“Sure.” Callia cast him a weak smile. “I’ll just be outside.”
Gryphon pushed off the bed and tugged the shirt over his head as the door snapped closed behind Callia. Every muscle in his body hurt, but he couldn’t relax until he saw for himself that Maelea was okay.
As he pulled the shirt down, he looked toward Orpheus, who was staring at him with a freaked-out expression. He dropped back onto the side of the bed, bent down to tie his boots. “I know you’re pissed at me. Just lay into me already and get it over with.”
“I—” Orpheus shoved his hands into the front pockets of his jeans. “When did you figure it out? That she was your soul mate?”
Gryphon froze. Looked up. How the hell did Orpheus know that?
His brain spun. And then he realized…Titus. He must have thought it when Titus was standing in the room.
No wonder the guardian had pulled Orpheus out into the hall.
He braced his hands on his knees, pushed up. Blew out a shaky breath. “Not soon enough.”
Anger raced back over Orpheus’s face. “Did you—”
“I didn’t hurt her,” he snapped, hating the burst of jealousy he felt at Orpheus’s obvious concern. He knew his brother was head over heels in love with Skyla, but there was a connection between Maelea and Orpheus. One that rubbed Gryphon the wrong way. She was his soul mate, dammit.
Still…he’d really done a fucking good job protecting her, hadn’t he? How many times had she almost been killed because of him? His anger dissipated. Morphed to guilt.
“I didn’t hurt her,” he said again, gentler this time, more for his benefit than Orpheus’s. “I… I…”
Shit. What could he say that would make any kind of logical sense? He’d kidnapped her, made her his prisoner, dragged her halfway across the country, then fallen for her. If he said that, he’d sound more insane than they already thought he was. And the longer he sat here trying to explain something he couldn’t, the longer it would be before he could see for himself that Maelea was in one piece. That she wasn’t hurt. That she truly was okay.
“Did you know before you left the colony?” Orpheus asked.
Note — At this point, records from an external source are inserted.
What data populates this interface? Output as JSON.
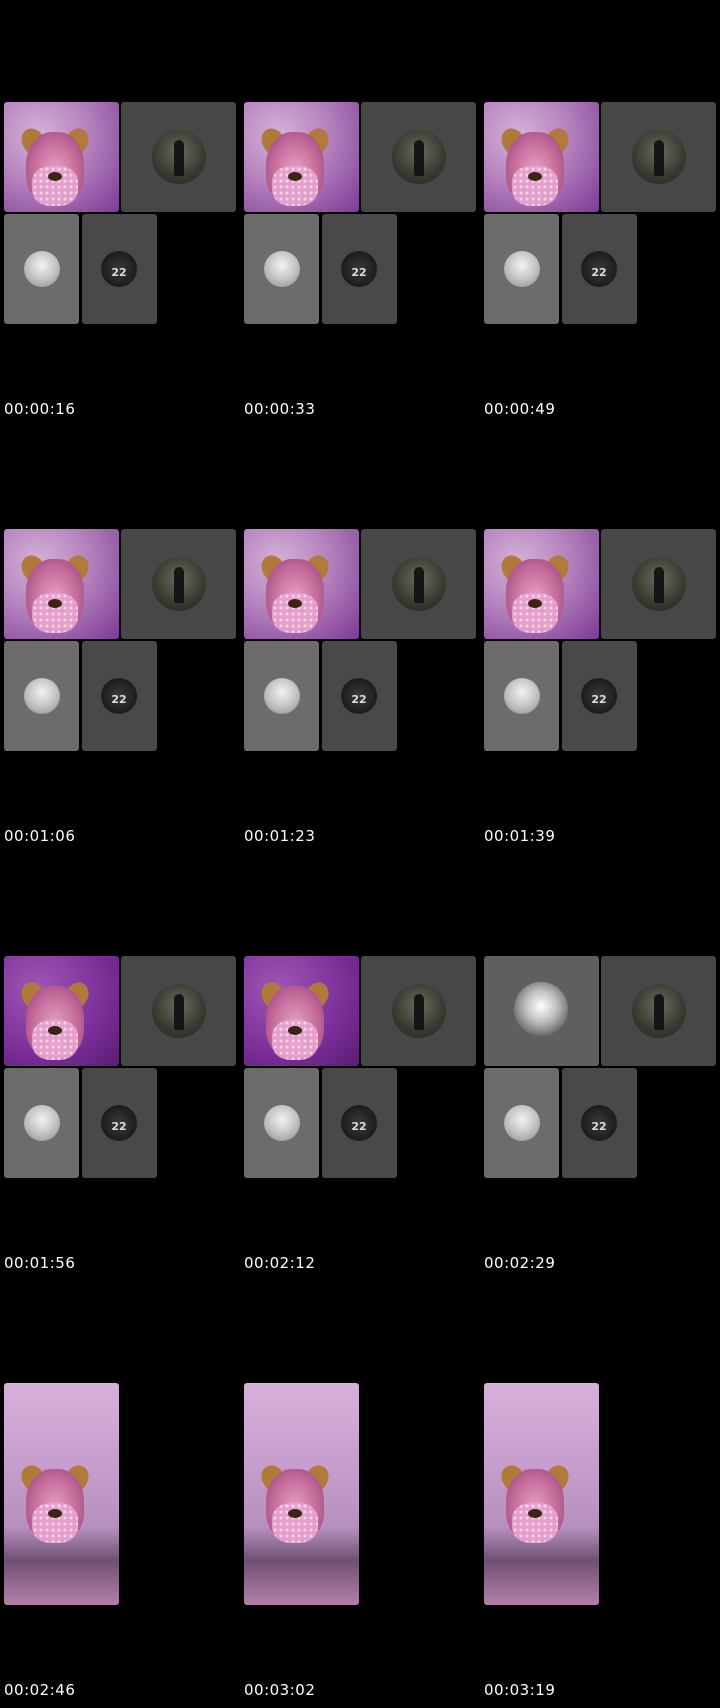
{
  "thumbnails": [
    {
      "timestamp": "00:00:16",
      "layout": "grid",
      "main": "filter"
    },
    {
      "timestamp": "00:00:33",
      "layout": "grid",
      "main": "filter"
    },
    {
      "timestamp": "00:00:49",
      "layout": "grid",
      "main": "filter"
    },
    {
      "timestamp": "00:01:06",
      "layout": "grid",
      "main": "filter"
    },
    {
      "timestamp": "00:01:23",
      "layout": "grid",
      "main": "filter"
    },
    {
      "timestamp": "00:01:39",
      "layout": "grid",
      "main": "filter"
    },
    {
      "timestamp": "00:01:56",
      "layout": "grid",
      "main": "filter-deep"
    },
    {
      "timestamp": "00:02:12",
      "layout": "grid",
      "main": "filter-deep"
    },
    {
      "timestamp": "00:02:29",
      "layout": "grid",
      "main": "avatar"
    },
    {
      "timestamp": "00:02:46",
      "layout": "single",
      "main": "filter"
    },
    {
      "timestamp": "00:03:02",
      "layout": "single",
      "main": "filter"
    },
    {
      "timestamp": "00:03:19",
      "layout": "single",
      "main": "filter"
    }
  ],
  "jersey_number": "22",
  "colors": {
    "background": "#000000",
    "tile_dark": "#474747",
    "tile_light": "#6e6c6a",
    "filter_purple": "#b481bd"
  }
}
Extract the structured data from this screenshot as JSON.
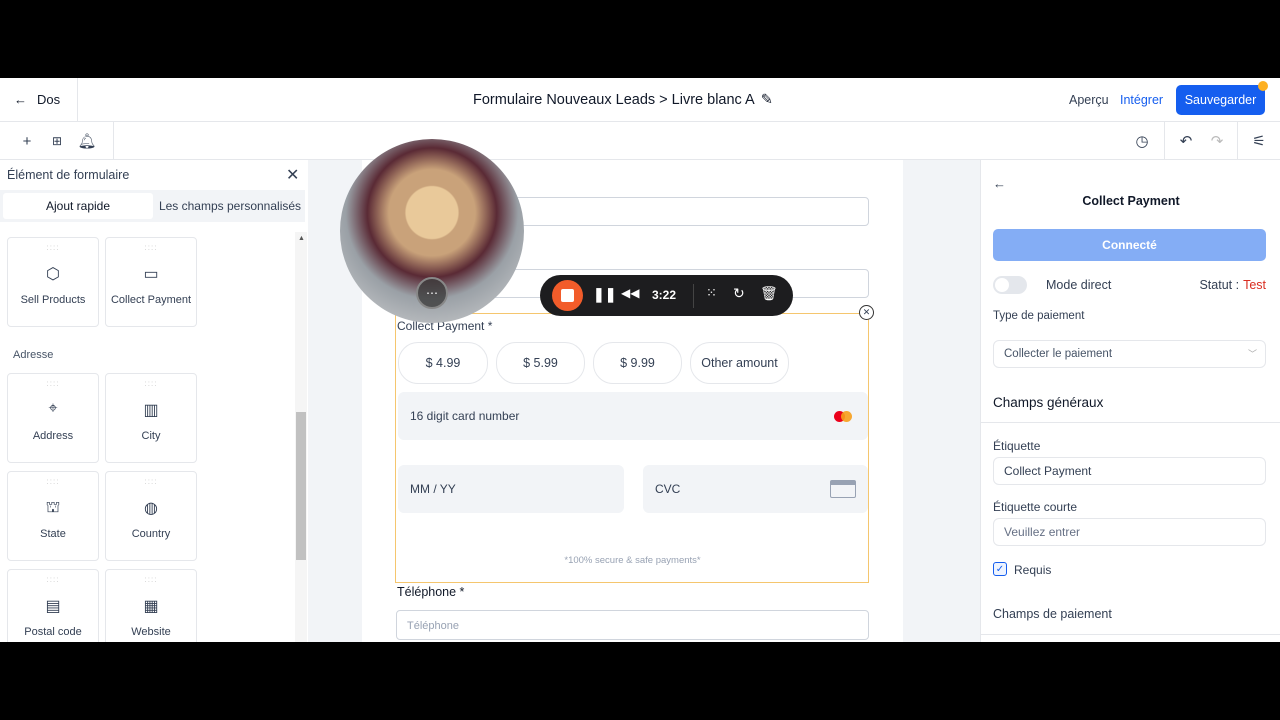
{
  "header": {
    "back_label": "Dos",
    "title": "Formulaire Nouveaux Leads > Livre blanc A",
    "preview": "Aperçu",
    "integrate": "Intégrer",
    "save": "Sauvegarder"
  },
  "left_panel": {
    "title": "Élément de formulaire",
    "tabs": [
      "Ajout rapide",
      "Les champs personnalisés"
    ],
    "section_address": "Adresse",
    "tiles": [
      {
        "label": "Sell Products",
        "icon": "box-icon"
      },
      {
        "label": "Collect Payment",
        "icon": "card-icon"
      },
      {
        "label": "Address",
        "icon": "map-pin-icon"
      },
      {
        "label": "City",
        "icon": "city-icon"
      },
      {
        "label": "State",
        "icon": "state-building-icon"
      },
      {
        "label": "Country",
        "icon": "globe-icon"
      },
      {
        "label": "Postal code",
        "icon": "postal-icon"
      },
      {
        "label": "Website",
        "icon": "website-icon"
      }
    ]
  },
  "form": {
    "collect_label": "Collect Payment *",
    "amounts": [
      "$  4.99",
      "$  5.99",
      "$  9.99",
      "Other amount"
    ],
    "card_placeholder": "16 digit card number",
    "expiry_placeholder": "MM / YY",
    "cvc_placeholder": "CVC",
    "secure_note": "*100% secure & safe payments*",
    "phone_label": "Téléphone *",
    "phone_placeholder": "Téléphone"
  },
  "recorder": {
    "time": "3:22"
  },
  "right_panel": {
    "title": "Collect Payment",
    "connected": "Connecté",
    "mode_direct": "Mode direct",
    "status_label": "Statut :",
    "status_value": "Test",
    "payment_type_label": "Type de paiement",
    "payment_type_value": "Collecter le paiement",
    "general_fields": "Champs généraux",
    "label_label": "Étiquette",
    "label_value": "Collect Payment",
    "short_label": "Étiquette courte",
    "short_placeholder": "Veuillez entrer",
    "required": "Requis",
    "required_checked": true,
    "payment_fields": "Champs de paiement"
  },
  "colors": {
    "primary": "#155eef",
    "connected": "#84adf5",
    "status_test": "#d92d20",
    "selected_border": "#f5c66e",
    "recorder_stop": "#f25c2a"
  }
}
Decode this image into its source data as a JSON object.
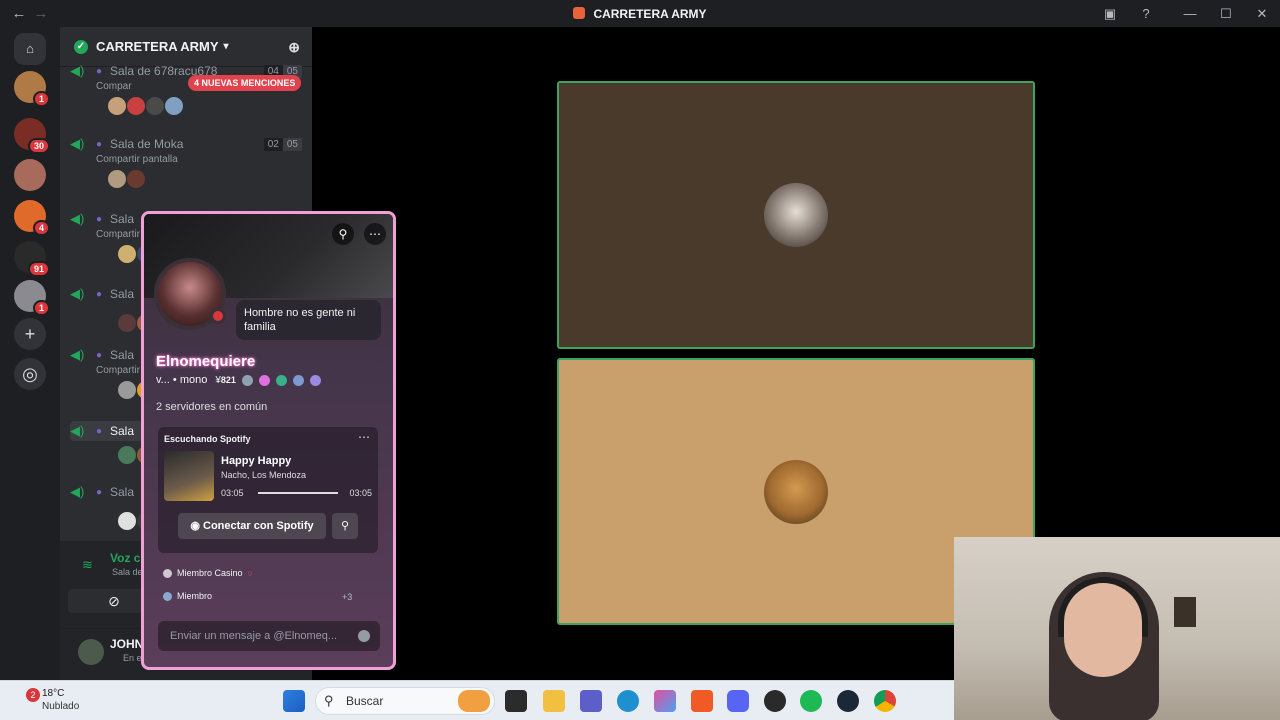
{
  "window": {
    "title": "CARRETERA ARMY"
  },
  "server_rail": {
    "badges": [
      "1",
      "30",
      "4",
      "91",
      "1"
    ]
  },
  "guild": {
    "name": "CARRETERA ARMY"
  },
  "channels": [
    {
      "name": "Sala de 678racu678",
      "sub": "Compar",
      "lim_a": "04",
      "lim_b": "05"
    },
    {
      "name": "Sala de Moka",
      "sub": "Compartir pantalla",
      "lim_a": "02",
      "lim_b": "05"
    },
    {
      "name": "Sala",
      "sub": "Compartir"
    },
    {
      "name": "Sala"
    },
    {
      "name": "Sala",
      "sub": "Compartir"
    },
    {
      "name": "Sala"
    },
    {
      "name": "Sala"
    }
  ],
  "mentions_pill": "4 NUEVAS MENCIONES",
  "voice": {
    "title": "Voz conectada",
    "channel": "Sala de sexito / C"
  },
  "user": {
    "name": "JOHN CENA FR",
    "status": "En el canal de voz"
  },
  "profile": {
    "bubble": "Hombre no es gente ni familia",
    "display_name": "Elnomequiere",
    "tagline": "v... • mono",
    "tag_count": "821",
    "mutual": "2 servidores en común",
    "spotify": {
      "header": "Escuchando Spotify",
      "song": "Happy Happy",
      "artist": "Nacho, Los Mendoza",
      "elapsed": "03:05",
      "total": "03:05",
      "progress": 1.0,
      "connect": "Conectar con Spotify"
    },
    "roles": [
      "Miembro Casino",
      "Miembro"
    ],
    "more_roles": "+3",
    "message_placeholder": "Enviar un mensaje a @Elnomeq..."
  },
  "taskbar": {
    "weather_badge": "2",
    "temp": "18°C",
    "condition": "Nublado",
    "search": "Buscar"
  },
  "colors": {
    "tile_top": "#4a3a2b",
    "tile_bottom": "#c9a06b",
    "speaking": "#3ba55d",
    "popout_border": "#f0a0d6"
  }
}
This one, he could answer. “No. I’d wanted to leave for weeks. Getting out of my room was easy, but I didn’t know how to get past the tunnels. I’d been watching her for a while and I knew she’d figured it out. So I intercepted her. I only planned to use her to get away, but then the tunnel crashed in and we ended up underground, and then…”
“Then what?”
His heart cinched down. “Then I figured out she was more than I thought she was.”
“Skata,” Orpheus said in a stunned voice. “She’s not just your soul mate. You’re in love with her.”
When Gryphon’s eyes snapped to his, Orpheus added hesitantly, “Does she feel the same way about you?”
Gryphon thought back to their last night together at the beach house. And his heart warmed when he remembered Maelea’s words. Words he was pretty sure he was going to remember for the rest of his life. I love you, Gryphon. Nothing else matters to me. Nothing from before can change that. This—you and me together now—this is all that matters.
“Yeah,” he said, unable to fight the curl of his lips. “She does. Crazy, huh?”
Voices echoed from the hallway before Orpheus could answer. They both looked toward the door. “Where is he?” One voice rang out above the others. “I want to see him.”
“Fuck,” Orpheus muttered.
Gryphon tensed and pushed off the bed. He knew that voice. Knew it well, because it belonged to Lord Lucian, the leader of the Council of Elders. His—and Orpheus’s—uncle. “How does he know what’s going on?”
“Beats me,” Orpheus muttered. “But that’s why Titus and I didn’t tell Theron when we figured out where you and Maelea were holed up.”
“You think the Council’s planted a spy at the half-breed colony?”
“You bet your ass I do. Otherwise they wouldn’t have known about your escape, about the fact you took Maelea with you, about those daemon remains you left behind. And before I forget, let me just ask…what the hell were you thinking, not destroying them? Lucian and the rest of the Council’s gonna use this as another excuse to try to get rid of the Argonauts altogether.”
Gryphon knew Orpheus was right. The Council saw the Argonauts as rogue warriors who weren’t needed. Even after everything Atalanta had done and was doing to try to destroy Argolea, they still didn’t think she was a big enough threat to warrant the guardians. They’d been trying to disband the Argonauts for ages. But underneath, Gryphon knew the Council’s hatred of the Argonauts had nothing to do with perceived threats or protection. It had to do with power. They saw the Argonauts as the monarchy’s personal warriors. And they couldn’t overthrow the queen until the Argonauts were gone.